ENTENDA: Qual é a natureza dos crimes que condenaram Lula, segundo o Código Penal?


A tentativa de emplacar o discurso de "perseguição política" contra o ex-Presidente Luiz Inácio Lula da Silva e o Partido dos Trabalhadores (PT) não é por acaso. Juridicamente, a natureza dos crimes que o condenaram é clara, apesar de seguidores do petista e partidos aliados insistirem em ignorar a verdade.

Lula não apenas teve a sentença proferida pelo juiz Sérgio Moro confirmada de forma unânime, como agravada. Segundo o Desembargador e revisor do caso do Triplex em Guarujá, Leandro Pausen, “70 crimes estavam sendo imputados ao ex-presidente, e o magistrado (Moro) acolheu apenas dois”, afirmou ele em seu voto. Em outras palavras, Moro não teria sido rigoroso o suficiente.


E qual é a natureza dos crimes cometidos por Lula?

Os seguidores do partido e sua liderança questionam: "Onde estão as provas?". Alguns chegam a pedir: "Mostrem algum documento assinado por ele...", alegando que não existem provas "materiais" contra o ex-Presidente.

Ora, Lula foi condenado pelos crimes de lavagem de dinheiro, corrupção passiva e falsidade ideológica. Isto é, de "ocultação". Como político, isso caracteriza a corrupção. Mas, como a lei descreve esses crimes?

Segundo o Código Penal Brasileiro, conforme a Lei 12683/12, lavagem de dinheiro é:

“Art. 1º Ocultar ou dissimular a natureza, origem, localização, disposição, movimentação ou propriedade de bens, direitos ou valores provenientes, direta ou indiretamente, de infração penal.”
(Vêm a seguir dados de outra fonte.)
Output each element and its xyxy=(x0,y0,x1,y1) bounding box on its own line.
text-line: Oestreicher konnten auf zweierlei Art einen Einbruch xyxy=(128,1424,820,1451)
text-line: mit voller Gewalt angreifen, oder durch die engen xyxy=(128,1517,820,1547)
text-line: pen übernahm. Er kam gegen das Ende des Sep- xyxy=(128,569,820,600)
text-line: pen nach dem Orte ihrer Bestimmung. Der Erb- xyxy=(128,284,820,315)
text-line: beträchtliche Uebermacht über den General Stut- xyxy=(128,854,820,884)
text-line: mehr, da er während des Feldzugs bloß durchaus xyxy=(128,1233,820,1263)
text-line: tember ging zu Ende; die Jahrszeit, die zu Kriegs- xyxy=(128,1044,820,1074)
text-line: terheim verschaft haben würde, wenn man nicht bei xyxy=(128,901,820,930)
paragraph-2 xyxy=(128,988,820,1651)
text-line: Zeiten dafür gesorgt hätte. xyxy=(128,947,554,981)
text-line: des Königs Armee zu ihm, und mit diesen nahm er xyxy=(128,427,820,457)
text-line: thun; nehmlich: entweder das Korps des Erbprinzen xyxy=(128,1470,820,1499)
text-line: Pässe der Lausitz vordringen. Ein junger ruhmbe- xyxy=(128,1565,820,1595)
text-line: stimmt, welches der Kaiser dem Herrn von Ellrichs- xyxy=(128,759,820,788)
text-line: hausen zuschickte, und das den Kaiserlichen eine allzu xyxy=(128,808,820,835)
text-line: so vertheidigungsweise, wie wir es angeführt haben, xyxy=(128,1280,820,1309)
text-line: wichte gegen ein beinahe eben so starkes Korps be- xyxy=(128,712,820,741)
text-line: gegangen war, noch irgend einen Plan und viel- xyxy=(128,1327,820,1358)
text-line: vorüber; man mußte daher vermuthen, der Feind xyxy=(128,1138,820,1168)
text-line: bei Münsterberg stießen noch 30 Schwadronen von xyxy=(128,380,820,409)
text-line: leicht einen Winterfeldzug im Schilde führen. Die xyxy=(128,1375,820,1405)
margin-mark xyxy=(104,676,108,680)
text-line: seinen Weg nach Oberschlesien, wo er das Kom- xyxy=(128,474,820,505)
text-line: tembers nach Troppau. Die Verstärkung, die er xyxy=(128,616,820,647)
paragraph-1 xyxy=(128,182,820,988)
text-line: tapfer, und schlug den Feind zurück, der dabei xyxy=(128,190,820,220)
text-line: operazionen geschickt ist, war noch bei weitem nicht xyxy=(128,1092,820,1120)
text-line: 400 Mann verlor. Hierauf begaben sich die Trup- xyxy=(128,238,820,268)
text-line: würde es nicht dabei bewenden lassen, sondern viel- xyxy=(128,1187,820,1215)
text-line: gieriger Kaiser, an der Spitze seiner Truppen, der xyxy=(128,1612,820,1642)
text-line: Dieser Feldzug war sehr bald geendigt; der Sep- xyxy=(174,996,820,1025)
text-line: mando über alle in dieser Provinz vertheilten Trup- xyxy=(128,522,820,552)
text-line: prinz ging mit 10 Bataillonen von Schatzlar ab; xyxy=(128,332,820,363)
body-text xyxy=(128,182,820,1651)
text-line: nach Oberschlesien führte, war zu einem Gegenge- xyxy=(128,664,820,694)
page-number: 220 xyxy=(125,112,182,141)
Mais cristalino impossível. O artigo deixa evidente que o criminoso que deseja “lavar dinheiro” através de um imóvel, por exemplo, como é o caso do Triplex em Guarujá, não fará isso assinando qualquer contrato ou recibo em seu nome.

Ele altera e omite todos os meios possíveis  para que não existam elementos físicos que possam comprovar, de forma evidente, a natureza do crime. Por isso esse tipo de infração também é chamada “crime de ocultação”.

De forma semelhante, o crime de falsidade ideológica segundo o CP é:

“Art. 299 – Omitir, em documento público ou particular, declaração que dele devia constar, ou nele inserir ou fazer inserir declaração falsa ou diversa da que devia ser escrita, com o fim de prejudicar direito, criar obrigação ou alterar a verdade sobre fato juridicamente relevante”.


Nos dois artigos percebe-se que a ocultação ou alteração de dados tipificam a natureza dos crimes.

Não há como comprovar esse tipo de infração por meio de documentos "legais" onde consta, por exemplo, a assinatura do criminoso. Não há conta bancária em nome do criminoso onde se verifique o depósito de recursos ilegais. Tudo isso é fraudado para que a "lavagem" seja possível e o criminoso beneficiado ilicitamente.

A condenação para os crimes de ocultação se baseia no conjunto de evidências


Uma vez que a natureza do crime de ocultação exclui a necessidade de provas contendo documentos onde constam, de forma explícita, o envolvimento do acusado, a forma como a justiça encontra para poder comprovar o crime é pelo conjunto de indícios contra o réu.

“As provas existem, o que não existe é a escritura do apartamento em nome de Lula. Mas o processo não depende apenas disso: existem provas indiciárias e circunstanciais muito fortes”, disse Eliana Calmon, ministra aposentada do Superior Tribunal de Justiça, ao El País. “Corrupção é um crime para o qual não se passa recibo”, completou.

É dessa forma que emails, recibos de terceiros, documentos falsos, mensagens de celular, contas fantasmas, testemunhos de pessoas, escutas telefônicas, etc. entram em cena e possuem peso de comprovação. A justiça, então, monta uma "peça comprobatória" com base nas evidências que levam à crer na culpa ou inocência do acusado.

No caso de Lula, as evidências são muitas e diversas. O Desembargador João Pedro Gebran Neto, por exemplo, detalhou várias durante às horas que passou lendo seu voto. Como não é o nosso objetivo aqui especificar os detalhes, para saber assista o vídeo gravado aqui.

Finalmente, conhecendo a natureza dos crimes pelos quais Lula foi condenado, não há o que se falar de condenação sem provas. As provas são as muitas evidências contra ele. Reconhecer isso não é apenas uma questão de justiça, mas também de honestidade intelectual.